Contributing to eesyscreener
Source:.github/CONTRIBUTING.md
Ideas for eesyscreener should first be raised as a GitHub issue after which anyone is free to write the code and create a pull request for review.
Introduction
Explore education statistics (EES) is our bespoke statistics publishing platform, for it to work we rely on standardising the structure of our data files.
This package contains the checks used to enforce our open data standards.
We expect the package to serve the following purposes: - Provide.. - file validation on EES, and the documentation for that validation - the checks used in the R Shiny screener app used by analysts to check files - Allow analysts… - to check their files in R using screen_files()
- to reuse some of the individual check_*
functions in their QA pipelines
Package structure
-
screen_files()
pulls it all together and currently is the main export - All individual checks copied from the screener should be named
check_*
- All
check_*
functions must return a consistent list structure - File structure - one script per
check_*
function (except R/utils.R) -
R/utils.R
contains all internal functions -
R/data-raw.R
contains the source code for example data and hardcoded variables - Use RDS as the main format to shrink test data (beware it automatically does some cleaning!), use CSV or make the data.frame() in code if needed
- Think about dependencies between functions - can we pass the results of any pre-requisites into other functions?
- Big priority on efficiency, we need to keep it light and fast
- avoid heavy dependencies
- performance profile and use the fastest available functions
TODO: At the end of moving checks over we should set up tests for screen_tests()
that run over all the example test data
Process for moving in functions from app
Tracking spreadsheet set up in sharepoint, this contains a table of all checks, thoughts on new groupings and notes about the migration (including the progress).
Example of adding a new check available in PR XX
Tackle one screening check at a time (unless you can create one function that covers multiple repeated checks)
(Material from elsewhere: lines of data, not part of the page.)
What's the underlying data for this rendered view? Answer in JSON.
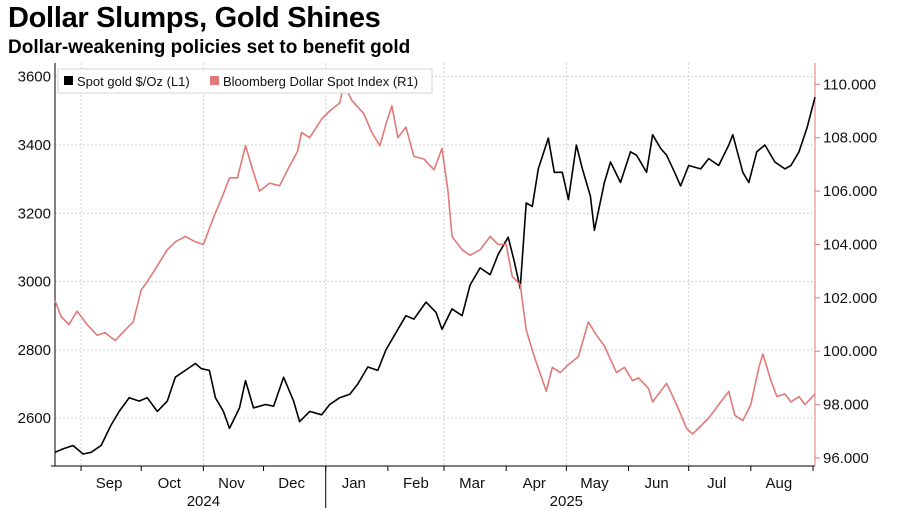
{
  "header": {
    "title": "Dollar Slumps, Gold Shines",
    "subtitle": "Dollar-weakening policies set to benefit gold"
  },
  "chart_data": {
    "type": "line",
    "title": "Dollar Slumps, Gold Shines",
    "subtitle": "Dollar-weakening policies set to benefit gold",
    "grid": true,
    "legend_placement": "top-left",
    "x_axis": {
      "months": [
        {
          "label": "Sep",
          "date": "2024-09-15"
        },
        {
          "label": "Oct",
          "date": "2024-10-15"
        },
        {
          "label": "Nov",
          "date": "2024-11-15"
        },
        {
          "label": "Dec",
          "date": "2024-12-15"
        },
        {
          "label": "Jan",
          "date": "2025-01-15"
        },
        {
          "label": "Feb",
          "date": "2025-02-15"
        },
        {
          "label": "Mar",
          "date": "2025-03-15"
        },
        {
          "label": "Apr",
          "date": "2025-04-15"
        },
        {
          "label": "May",
          "date": "2025-05-15"
        },
        {
          "label": "Jun",
          "date": "2025-06-15"
        },
        {
          "label": "Jul",
          "date": "2025-07-15"
        },
        {
          "label": "Aug",
          "date": "2025-08-15"
        }
      ],
      "years": [
        {
          "label": "2024",
          "date": "2024-11-01"
        },
        {
          "label": "2025",
          "date": "2025-05-01"
        }
      ],
      "range": [
        "2024-08-19",
        "2025-09-02"
      ]
    },
    "y_left": {
      "ticks": [
        "2600",
        "2800",
        "3000",
        "3200",
        "3400",
        "3600"
      ],
      "range": [
        2460,
        3640
      ]
    },
    "y_right": {
      "ticks": [
        "96.000",
        "98.000",
        "100.000",
        "102.000",
        "104.000",
        "106.000",
        "108.000",
        "110.000"
      ],
      "range": [
        95.7,
        110.8
      ]
    },
    "series": [
      {
        "name": "Spot gold $/Oz (L1)",
        "axis": "left",
        "color": "#000000",
        "points": [
          [
            "2024-08-19",
            2500
          ],
          [
            "2024-08-23",
            2510
          ],
          [
            "2024-08-28",
            2520
          ],
          [
            "2024-09-02",
            2495
          ],
          [
            "2024-09-06",
            2500
          ],
          [
            "2024-09-11",
            2520
          ],
          [
            "2024-09-16",
            2580
          ],
          [
            "2024-09-20",
            2620
          ],
          [
            "2024-09-25",
            2660
          ],
          [
            "2024-09-30",
            2650
          ],
          [
            "2024-10-04",
            2660
          ],
          [
            "2024-10-09",
            2620
          ],
          [
            "2024-10-14",
            2650
          ],
          [
            "2024-10-18",
            2720
          ],
          [
            "2024-10-23",
            2740
          ],
          [
            "2024-10-28",
            2760
          ],
          [
            "2024-10-31",
            2745
          ],
          [
            "2024-11-04",
            2740
          ],
          [
            "2024-11-07",
            2660
          ],
          [
            "2024-11-11",
            2620
          ],
          [
            "2024-11-14",
            2570
          ],
          [
            "2024-11-19",
            2630
          ],
          [
            "2024-11-22",
            2710
          ],
          [
            "2024-11-26",
            2630
          ],
          [
            "2024-12-02",
            2640
          ],
          [
            "2024-12-06",
            2635
          ],
          [
            "2024-12-11",
            2720
          ],
          [
            "2024-12-16",
            2650
          ],
          [
            "2024-12-19",
            2590
          ],
          [
            "2024-12-24",
            2620
          ],
          [
            "2024-12-30",
            2610
          ],
          [
            "2025-01-03",
            2640
          ],
          [
            "2025-01-08",
            2660
          ],
          [
            "2025-01-13",
            2670
          ],
          [
            "2025-01-17",
            2700
          ],
          [
            "2025-01-22",
            2750
          ],
          [
            "2025-01-27",
            2740
          ],
          [
            "2025-01-31",
            2800
          ],
          [
            "2025-02-04",
            2840
          ],
          [
            "2025-02-10",
            2900
          ],
          [
            "2025-02-14",
            2890
          ],
          [
            "2025-02-20",
            2940
          ],
          [
            "2025-02-25",
            2910
          ],
          [
            "2025-02-28",
            2860
          ],
          [
            "2025-03-05",
            2920
          ],
          [
            "2025-03-10",
            2900
          ],
          [
            "2025-03-14",
            2990
          ],
          [
            "2025-03-19",
            3040
          ],
          [
            "2025-03-24",
            3020
          ],
          [
            "2025-03-28",
            3080
          ],
          [
            "2025-04-02",
            3130
          ],
          [
            "2025-04-05",
            3060
          ],
          [
            "2025-04-08",
            2980
          ],
          [
            "2025-04-11",
            3230
          ],
          [
            "2025-04-14",
            3220
          ],
          [
            "2025-04-17",
            3330
          ],
          [
            "2025-04-22",
            3420
          ],
          [
            "2025-04-25",
            3320
          ],
          [
            "2025-04-29",
            3320
          ],
          [
            "2025-05-02",
            3240
          ],
          [
            "2025-05-06",
            3400
          ],
          [
            "2025-05-09",
            3330
          ],
          [
            "2025-05-13",
            3250
          ],
          [
            "2025-05-15",
            3150
          ],
          [
            "2025-05-20",
            3290
          ],
          [
            "2025-05-23",
            3350
          ],
          [
            "2025-05-28",
            3290
          ],
          [
            "2025-06-02",
            3380
          ],
          [
            "2025-06-05",
            3370
          ],
          [
            "2025-06-10",
            3320
          ],
          [
            "2025-06-13",
            3430
          ],
          [
            "2025-06-17",
            3390
          ],
          [
            "2025-06-20",
            3370
          ],
          [
            "2025-06-24",
            3320
          ],
          [
            "2025-06-27",
            3280
          ],
          [
            "2025-07-01",
            3340
          ],
          [
            "2025-07-07",
            3330
          ],
          [
            "2025-07-11",
            3360
          ],
          [
            "2025-07-16",
            3340
          ],
          [
            "2025-07-21",
            3400
          ],
          [
            "2025-07-23",
            3430
          ],
          [
            "2025-07-28",
            3320
          ],
          [
            "2025-07-31",
            3290
          ],
          [
            "2025-08-04",
            3380
          ],
          [
            "2025-08-08",
            3400
          ],
          [
            "2025-08-13",
            3350
          ],
          [
            "2025-08-18",
            3330
          ],
          [
            "2025-08-21",
            3340
          ],
          [
            "2025-08-25",
            3380
          ],
          [
            "2025-08-29",
            3450
          ],
          [
            "2025-09-02",
            3540
          ]
        ]
      },
      {
        "name": "Bloomberg Dollar Spot Index (R1)",
        "axis": "right",
        "color": "#e07a78",
        "points": [
          [
            "2024-08-19",
            101.9
          ],
          [
            "2024-08-22",
            101.3
          ],
          [
            "2024-08-26",
            101.0
          ],
          [
            "2024-08-30",
            101.5
          ],
          [
            "2024-09-04",
            101.0
          ],
          [
            "2024-09-09",
            100.6
          ],
          [
            "2024-09-13",
            100.7
          ],
          [
            "2024-09-18",
            100.4
          ],
          [
            "2024-09-23",
            100.8
          ],
          [
            "2024-09-27",
            101.1
          ],
          [
            "2024-10-01",
            102.3
          ],
          [
            "2024-10-04",
            102.6
          ],
          [
            "2024-10-09",
            103.2
          ],
          [
            "2024-10-14",
            103.8
          ],
          [
            "2024-10-18",
            104.1
          ],
          [
            "2024-10-23",
            104.3
          ],
          [
            "2024-10-28",
            104.1
          ],
          [
            "2024-11-01",
            104.0
          ],
          [
            "2024-11-06",
            105.0
          ],
          [
            "2024-11-11",
            105.9
          ],
          [
            "2024-11-14",
            106.5
          ],
          [
            "2024-11-18",
            106.5
          ],
          [
            "2024-11-22",
            107.7
          ],
          [
            "2024-11-26",
            106.7
          ],
          [
            "2024-11-29",
            106.0
          ],
          [
            "2024-12-04",
            106.3
          ],
          [
            "2024-12-09",
            106.2
          ],
          [
            "2024-12-13",
            106.8
          ],
          [
            "2024-12-18",
            107.5
          ],
          [
            "2024-12-20",
            108.2
          ],
          [
            "2024-12-24",
            108.0
          ],
          [
            "2024-12-30",
            108.7
          ],
          [
            "2025-01-03",
            109.0
          ],
          [
            "2025-01-08",
            109.3
          ],
          [
            "2025-01-10",
            110.0
          ],
          [
            "2025-01-14",
            109.4
          ],
          [
            "2025-01-20",
            108.9
          ],
          [
            "2025-01-24",
            108.2
          ],
          [
            "2025-01-28",
            107.7
          ],
          [
            "2025-01-31",
            108.5
          ],
          [
            "2025-02-03",
            109.2
          ],
          [
            "2025-02-06",
            108.0
          ],
          [
            "2025-02-10",
            108.4
          ],
          [
            "2025-02-14",
            107.3
          ],
          [
            "2025-02-19",
            107.2
          ],
          [
            "2025-02-24",
            106.8
          ],
          [
            "2025-02-28",
            107.6
          ],
          [
            "2025-03-03",
            106.0
          ],
          [
            "2025-03-05",
            104.3
          ],
          [
            "2025-03-10",
            103.8
          ],
          [
            "2025-03-14",
            103.6
          ],
          [
            "2025-03-19",
            103.8
          ],
          [
            "2025-03-24",
            104.3
          ],
          [
            "2025-03-28",
            104.0
          ],
          [
            "2025-04-01",
            104.0
          ],
          [
            "2025-04-04",
            102.8
          ],
          [
            "2025-04-08",
            102.5
          ],
          [
            "2025-04-11",
            100.8
          ],
          [
            "2025-04-15",
            99.8
          ],
          [
            "2025-04-21",
            98.5
          ],
          [
            "2025-04-24",
            99.4
          ],
          [
            "2025-04-28",
            99.2
          ],
          [
            "2025-05-02",
            99.5
          ],
          [
            "2025-05-07",
            99.8
          ],
          [
            "2025-05-12",
            101.1
          ],
          [
            "2025-05-16",
            100.6
          ],
          [
            "2025-05-20",
            100.2
          ],
          [
            "2025-05-26",
            99.2
          ],
          [
            "2025-05-30",
            99.4
          ],
          [
            "2025-06-03",
            98.9
          ],
          [
            "2025-06-06",
            99.0
          ],
          [
            "2025-06-11",
            98.6
          ],
          [
            "2025-06-13",
            98.1
          ],
          [
            "2025-06-17",
            98.5
          ],
          [
            "2025-06-20",
            98.8
          ],
          [
            "2025-06-25",
            98.0
          ],
          [
            "2025-06-30",
            97.1
          ],
          [
            "2025-07-03",
            96.9
          ],
          [
            "2025-07-07",
            97.2
          ],
          [
            "2025-07-11",
            97.5
          ],
          [
            "2025-07-16",
            98.0
          ],
          [
            "2025-07-21",
            98.5
          ],
          [
            "2025-07-24",
            97.6
          ],
          [
            "2025-07-28",
            97.4
          ],
          [
            "2025-08-01",
            98.0
          ],
          [
            "2025-08-05",
            99.4
          ],
          [
            "2025-08-07",
            99.9
          ],
          [
            "2025-08-11",
            98.9
          ],
          [
            "2025-08-14",
            98.3
          ],
          [
            "2025-08-18",
            98.4
          ],
          [
            "2025-08-21",
            98.1
          ],
          [
            "2025-08-25",
            98.3
          ],
          [
            "2025-08-28",
            98.0
          ],
          [
            "2025-09-02",
            98.4
          ]
        ]
      }
    ]
  }
}
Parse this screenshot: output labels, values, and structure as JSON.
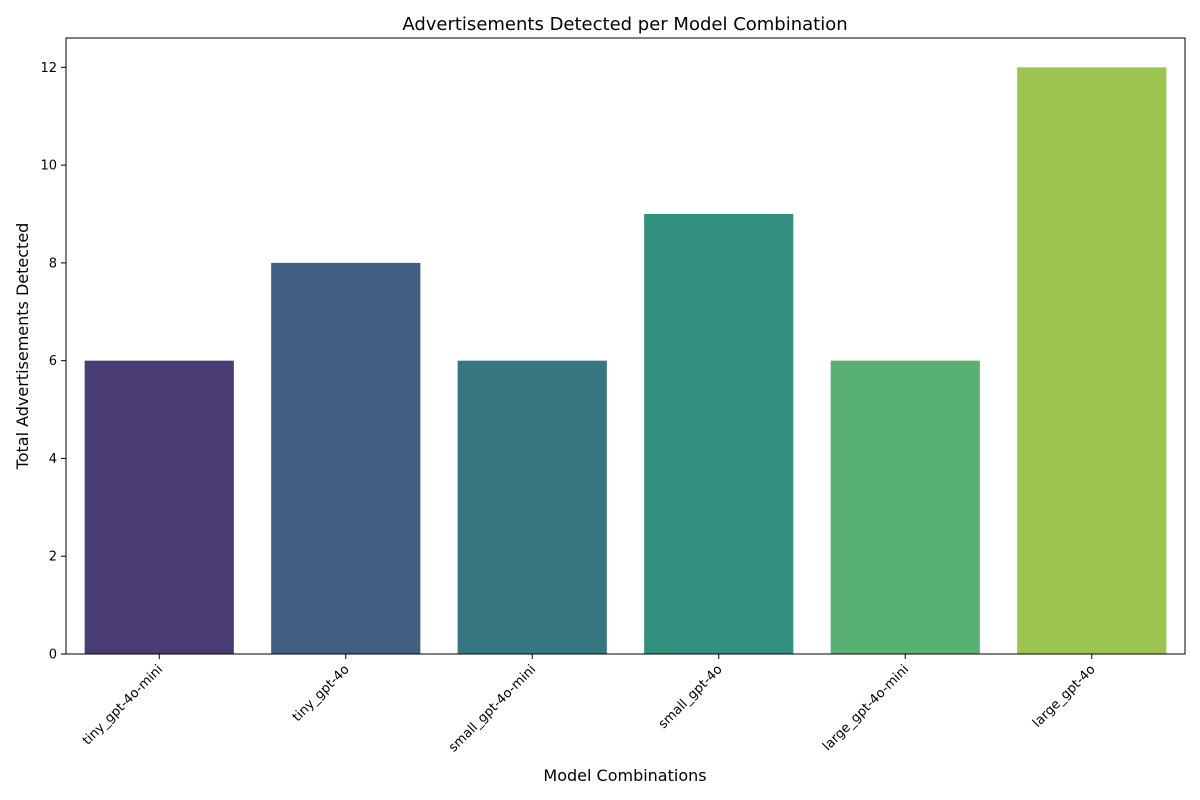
{
  "chart_data": {
    "type": "bar",
    "title": "Advertisements Detected per Model Combination",
    "xlabel": "Model Combinations",
    "ylabel": "Total Advertisements Detected",
    "categories": [
      "tiny_gpt-4o-mini",
      "tiny_gpt-4o",
      "small_gpt-4o-mini",
      "small_gpt-4o",
      "large_gpt-4o-mini",
      "large_gpt-4o"
    ],
    "values": [
      6,
      8,
      6,
      9,
      6,
      12
    ],
    "colors": [
      "#4a3c74",
      "#415f82",
      "#357681",
      "#32917e",
      "#58b173",
      "#9bc54e"
    ],
    "yticks": [
      0,
      2,
      4,
      6,
      8,
      10,
      12
    ],
    "ylim": [
      0,
      12.6
    ],
    "grid": false,
    "legend": "none"
  }
}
Set up a new script and test script for the check, copy over the relevant code from https://github.com/dfe-analytical-services/dfe-published-data-qa
Add test data that should fail the function
- Make use of the
tests/utils/copy_check_data.R
script to copy over CSVs from the screener repo and save as RDS files in the tests folder - There should be a collection of unit tests and at least one example data file with an expected failure for every function
Adapt the function so that the input arguments and outputs match existing
check_*
functionsIntegrate the new
check_*
into thescreen_files()
functionDocument the code inheriting documentation from existing functions where possible
There will be a lot of functions in this package, so we want to minimise the amount of duplicated code.
Use @inheritParams function_name to copy in param definitions from another
Functions to check for standard param definitions: - check_empty_cols
- check_filename_spaces
Use #' @inherit check_empty_cols return
to copy the return documentation for functions
- Once setup, review and improve the code
Make sure the tests are passing and you’ve commited before this point to ensure you don’t inadvertently break anything!
- Create and use helper functions (if you haven’t already), place any helper functions in
R/utils.R
, mark as @keywords internal - Avoid bringing in too many new dependencies, try rewriting in base R where possible
- Use
microbenchmark
to experiment to find the most efficient approach (speed is king here) e.g.
data <- eesyscreener::example_data
microbenchmark::microbenchmark(
nrow(data) - nrow(janitor::remove_empty(data, which = "rows", quiet = TRUE)),
sum(apply(data, 1, function(row) all(is.na(row) | row == ""))),
sum(rowSums(is.na(data) | data == "") == ncol(data)),
times = 100000
)
## NOTE: This particular check was removed as other checks will cover it
## - check_time_periods
## - check_meta_col_type
In this example, the first line requires the janitor package. It is slightly faster with a mean of 115ms, the second line mean was 184ms, and the third line mean was 121ms, as there’s a minimal amount between 1 and 3, usually we’d go for option 3 to avoid needing to call in the janitor package as a dependency, keeping this package more lightweight.
However, when testing with a bigger file (~6million rows), the 2nd and 3rd options were so slow to run that microbenchmark was taking too long to produce a result. Clearly using janitor in option 1 has a massive impact when there’s more rows, so the decision was made to import the janitor package as the speed benefit was worth the extra dependency.
You can use the tests/utils/benchmarking.R
script as a starting point, it includes code to generate big tables and run benchmarking. Sometimes the fastest on small files will not be the fastest on bigger ones. Prioritise the bigger files as that’s where the biggest impact will be felt.
If it’s a particularly big function running over a whole data file, also consider using future.apply
or other parallel processing approaches if they swap in easily.